台湾海峡危機で中国と台湾の軍事的緊張が高まった1958年、米軍司令部が中国に対する核兵器使用を主張したのに対し、当時のアイゼンハワー大統領が計画を承認せず、核使用は見送られた事が、このほど公開された空軍の機密文書で明らかになったと言う。
空軍文書はジョージワシントン大学の国家安全保障公文書館が入手して公開した。これまで重要機密扱いになっていたが、同公文書館が情報公開訴訟を起こし、10年以上前から公開を求めていた。
中国に対する核兵器の使用はアイゼンハワー内閣も了承していた。
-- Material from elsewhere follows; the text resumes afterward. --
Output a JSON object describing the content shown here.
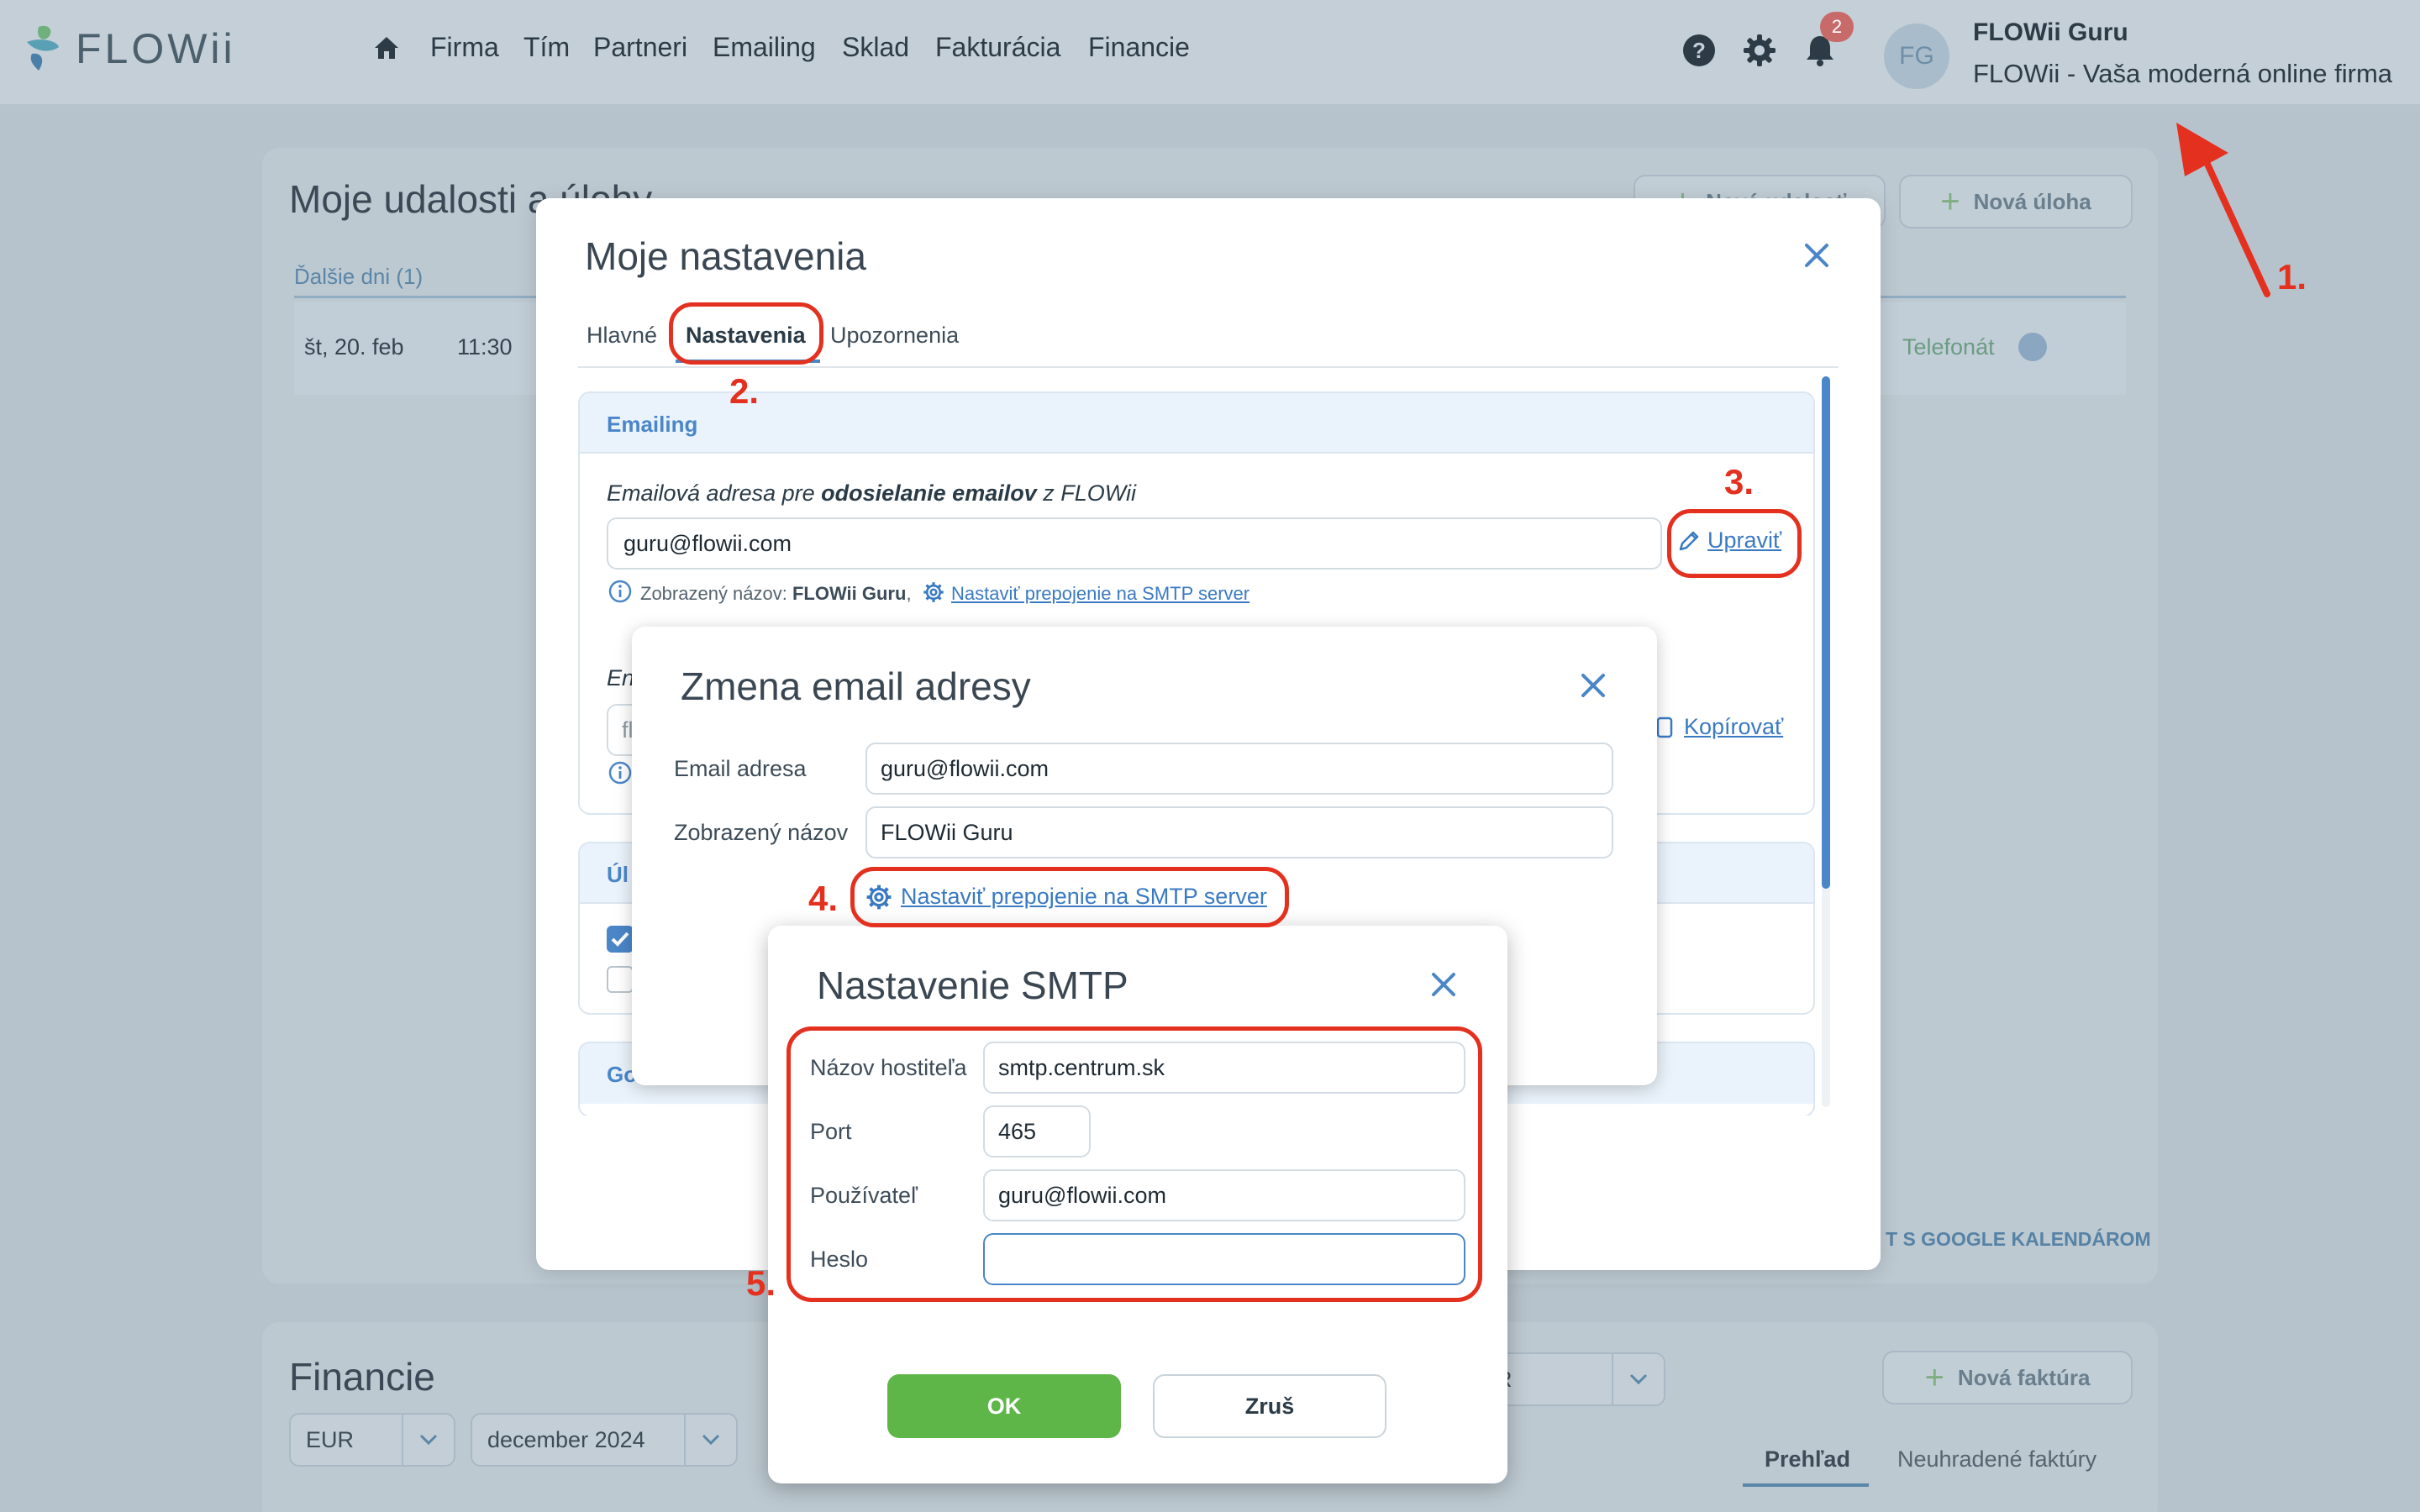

ネイサン・トワイニング統合参謀本部議長(当時)は閣議で、福建省アモイ周辺に10~15キロトンの核爆弾を落とし、中国の海上封鎖を解除させる計画を説明した。
8月中旬には核爆弾投下のため、グアムのB47爆撃機5機が出動した。
しかしアイゼンハワー大統領は、核兵器を使えば中国と台湾の民間人が死傷し、核の連鎖につながる危険があるとして、最初から核兵器を使うことに反対した。
公文書には、「(アイゼンハワー大統領が)殺傷力の高い兵器の投下を承認する前に、通常兵器で中国に警告を与えるべきだと明言した」と記されている。
その後も、もし必要になれば核兵器を使う余地は残していたが、中国は10月に停戦を表明。その後も攻撃が再開されたが徐々に終息に向かった。
核攻撃は、もう起きてはほしくない。